When the physical exam was over, he asked her to dress and return to his office. She felt tired. The energy she had mustered for the trip was waning. She steeled herself for yet another somber lecture on how she had to eat more, given her deteriorating condition.

“I’m not at all sure this is irritable bowel syndrome,” Dr. Falchuk said, “or that your weight loss is only due to bulimia and anorexia nervosa.”

She wasn’t sure she had heard him correctly. Falchuk seemed to recognize her confusion. “There may be something else going on that explains why you can’t restore your weight. I could be wrong, of course, but we need to be sure, given how frail you are and how much you are suffering.”

Anne felt even more confused and fought off the urge to cry. Now was not the time to break down. She needed to concentrate on what the doctor was saying. He proposed more blood tests, which were simple enough, but then suggested a procedure called an endoscopy. She listened carefully as Falchuk described how he would pass a fiberoptic instrument, essentially a flexible telescope, down her esophagus and then into her stomach and small intestine. If he saw something abnormal, he would take a biopsy. She was exhausted from endless evaluations. She’d been through so much, so many tests, so many procedures: the x-rays, the bone density assessment, the painful bone marrow biopsy for her low blood counts, and multiple spinal taps when she had meningitis. Despite his assurances that she would be sedated, she doubted whether the endoscopy was worth the trouble and discomfort. She recalled her internist’s reluctance to refer her to a gastroenterologist, and wondered whether the procedure was pointless, done for the sake of doing it, or, even worse, to make money.

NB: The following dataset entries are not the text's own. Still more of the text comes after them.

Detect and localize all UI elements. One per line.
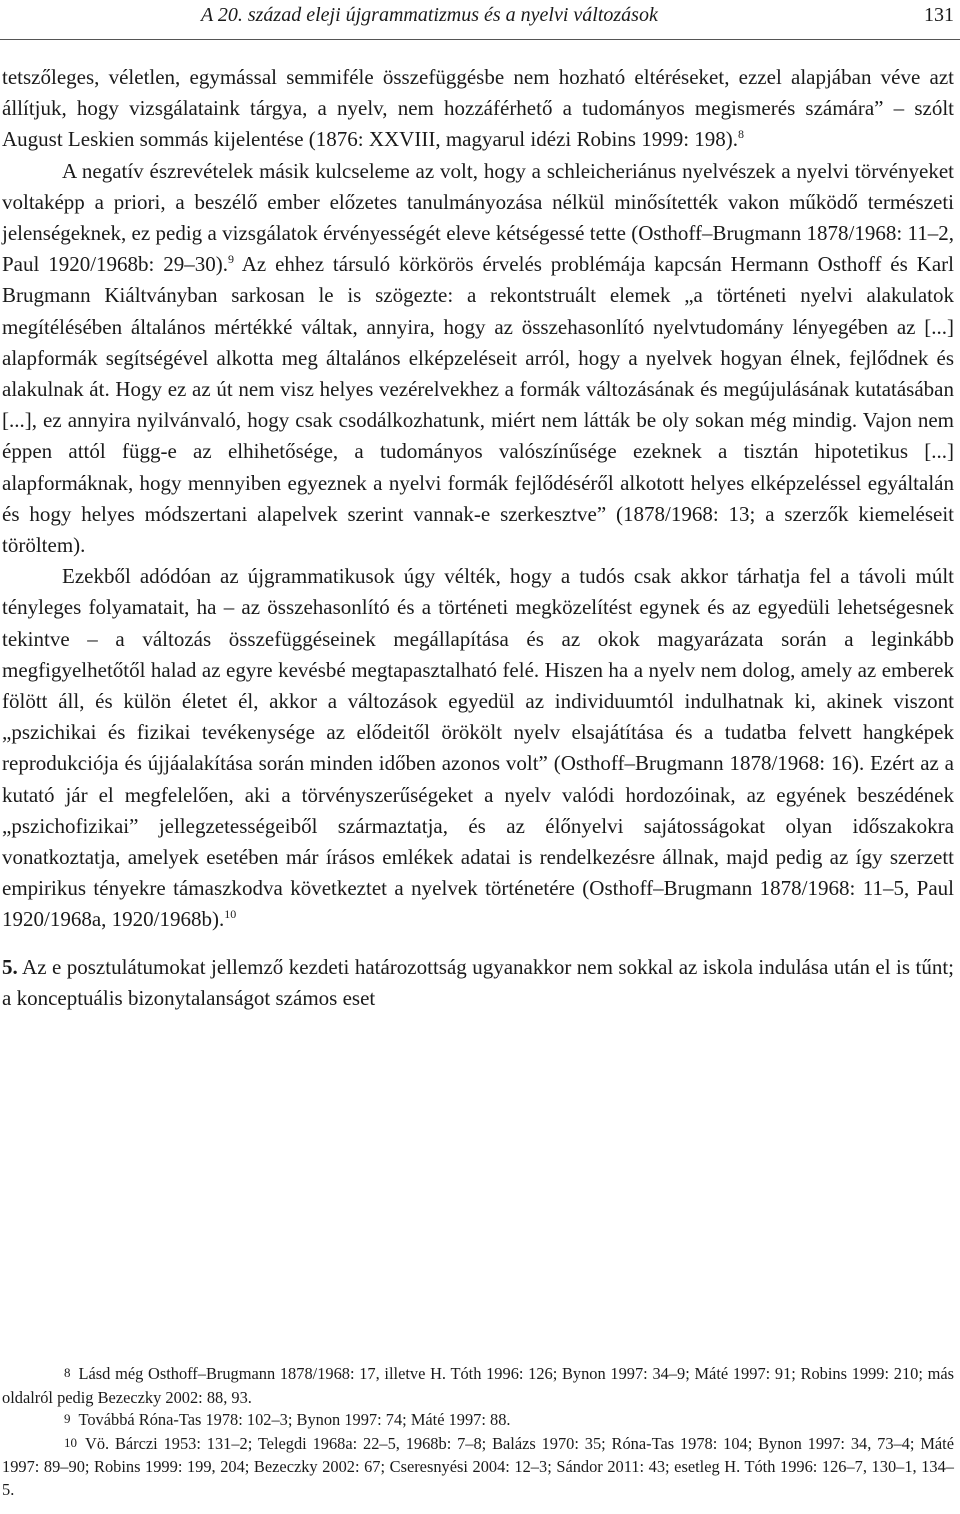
footnote: [2, 1433, 954, 1502]
footnote-mark: 10: [64, 1434, 77, 1450]
footnote: [2, 1409, 954, 1433]
page-number: 131: [924, 4, 954, 26]
paragraph: [2, 561, 954, 935]
footnote-text: Továbbá Róna-Tas 1978: 102‒3; Bynon 1997: 74; Máté 1997: 88.: [78, 1410, 511, 1429]
footnote-ref[interactable]: 10: [224, 907, 237, 922]
paragraph-text: Az ehhez társuló körkörös érvelés problémája kapcsán Hermann Osthoff és Karl Brugmann Kiáltványban sarkosan le is szögezte: a rekontstruált elemek „a történeti nyelvi alakulatok megítélésében általános mértékké váltak, annyira, hogy az összehasonlító nyelvtudomány lényegében az [...] alapformák segítségével alkotta meg általános elképzeléseit arról, hogy a nyelvek hogyan élnek, fejlődnek és alakulnak át. Hogy ez az út nem visz helyes vezérelvekhez a formák változásának és megújulásának kutatásában [...], ez annyira nyilvánvaló, hogy csak csodálkozhatunk, miért nem látták be oly sokan még mindig. Vajon nem éppen attól függ-e az elhihetősége, a tudományos valószínűsége ezeknek a tisztán hipotetikus [...] alapformáknak, hogy mennyiben egyeznek a nyelvi formák fejlődéséről alkotott helyes elképzeléssel egyáltalán és hogy helyes módszertani alapelvek szerint vannak-e szerkesztve” (1878/1968: 13; a szerzők kiemeléseit töröltem).: [2, 252, 954, 558]
main-text: [2, 62, 954, 1014]
footnote-text: Lásd még Osthoff‒Brugmann 1878/1968: 17, illetve H. Tóth 1996: 126; Bynon 1997: 34‒9; Máté 1997: 91; Robins 1999: 210; más oldalról pedig Bezeczky 2002: 88, 93.: [2, 1364, 954, 1407]
running-title: A 20. század eleji újgrammatizmus és a nyelvi változások: [201, 4, 658, 26]
paragraph-text: Az e posztulátumokat jellemző kezdeti határozottság ugyanakkor nem sokkal az iskola indulása után el is tűnt; a konceptuális bizonytalanságot számos eset: [2, 954, 954, 1010]
paragraph: [2, 62, 954, 156]
paragraph-text: Ezekből adódóan az újgrammatikusok úgy vélték, hogy a tudós csak akkor tárhatja fel a távoli múlt tényleges folyamatait, ha ‒ az összehasonlító és a történeti megközelítést egynek és az egyedüli lehetségesnek tekintve ‒ a változás összefüggéseinek megállapítása és az okok magyarázata során a leginkább megfigyelhetőtől halad az egyre kevésbé megtapasztalható felé. Hiszen ha a nyelv nem dolog, amely az emberek fölött áll, és külön életet él, akkor a változások egyedül az individuumtól indulhatnak ki, akinek viszont „pszichikai és fizikai tevékenysége az elődeitől örökölt nyelv elsajátítása és a tudatba felvett hangképek reprodukciója és újjáalakítása során minden időben azonos volt” (Osthoff‒Brugmann 1878/1968: 16). Ezért az a kutató jár el megfelelően, aki a törvényszerűségeket a nyelv valódi hordozóinak, az egyének beszédének „pszichofizikai” jellegzetességeiből származtatja, és az élőnyelvi sajátosságokat olyan időszakokra vonatkoztatja, amelyek esetében már írásos emlékek adatai is rendelkezésre állnak, majd pedig az így szerzett empirikus tényekre támaszkodva következtet a nyelvek történetére (Osthoff‒Brugmann 1878/1968: 11‒5, Paul 1920/1968a, 1920/1968b).: [2, 564, 954, 932]
footnote: [2, 1363, 954, 1409]
section-number: 5.: [2, 954, 18, 979]
footnote-text: Vö. Bárczi 1953: 131‒2; Telegdi 1968a: 22‒5, 1968b: 7‒8; Balázs 1970: 35; Róna-Tas 1978: 104; Bynon 1997: 34, 73‒4; Máté 1997: 89‒90; Robins 1999: 199, 204; Bezeczky 2002: 67; Cseresnyési 2004: 12‒3; Sándor 2011: 43; esetleg H. Tóth 1996: 126‒7, 130‒1, 134‒5.: [2, 1433, 954, 1499]
footnote-ref[interactable]: 8: [738, 127, 745, 142]
running-header: [0, 0, 960, 40]
footnote-mark: 8: [64, 1365, 71, 1380]
paragraph: [2, 156, 954, 562]
paragraph-text: A negatív észrevételek másik kulcseleme az volt, hogy a schleicheriánus nyelvészek a nyelvi törvényeket voltaképp a priori, a beszélő ember előzetes tanulmányozása nélkül minősítették vakon működő természeti jelenségeknek, ez pedig a vizsgálatok érvényességét eleve kétségessé tette (Osthoff‒Brugmann 1878/1968: 11‒2, Paul 1920/1968b: 29‒30).: [2, 158, 954, 277]
section-paragraph: [2, 952, 954, 1014]
paragraph-text: tetszőleges, véletlen, egymással semmiféle összefüggésbe nem hozható eltéréseket, ezzel alapjában véve azt állítjuk, hogy vizsgálataink tárgya, a nyelv, nem hozzáférhető a tudományos megismerés számára” ‒ szólt August Leskien sommás kijelentése (1876: XXVIII, magyarul idézi Robins 1999: 198).: [2, 65, 954, 152]
footnotes: [2, 1363, 954, 1501]
footnote-ref[interactable]: 9: [228, 252, 234, 267]
header-rule: [0, 39, 960, 40]
footnote-mark: 9: [64, 1411, 71, 1426]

Dodge was about to refuse, but then Falchuk repeated emphatically that something else might account for her condition. “Given how poorly you are doing, how much weight you’ve lost, what’s happened to your blood, your bones, and your immune system over the years, we need to be absolutely certain of everything that’s wrong. It may be that your body can’t digest the food you’re eating, that those three thousand calories are just passing through you, and that’s why you’re down to eighty-two pounds.”

When I met with Anne Dodge one month after her first appointment with Dr. Falchuk, she said that he’d given her the greatest Christmas present ever. She had gained nearly twelve pounds. The intense nausea, the urge to vomit, the cramps and diarrhea that followed breakfast, lunch, and dinner as she struggled to fill her stomach with cereal, bread, and pasta had all abated. The blood tests and the endoscopy showed that she had celiac disease. This is an autoimmune disorder, in essence an allergy to gluten, a primary component of many grains. Once believed to be rare, the malady, also called celiac sprue, is now recognized more frequently thanks to sophisticated diagnostic tests. Moreover, it has become clear that celiac disease is not only a childhood illness, as previously thought; symptoms may not begin until late adolescence or early adulthood, as Falchuk believed occurred in Anne Dodge’s case. Yes, she suffered from an eating disorder. But her body’s reaction to gluten resulted in irritation and distortion of the lining of her bowel, so nutrients were not absorbed. The more cereal and pasta she added to her diet, the more her digestive tract was damaged, and even fewer calories and essential vitamins passed into her system.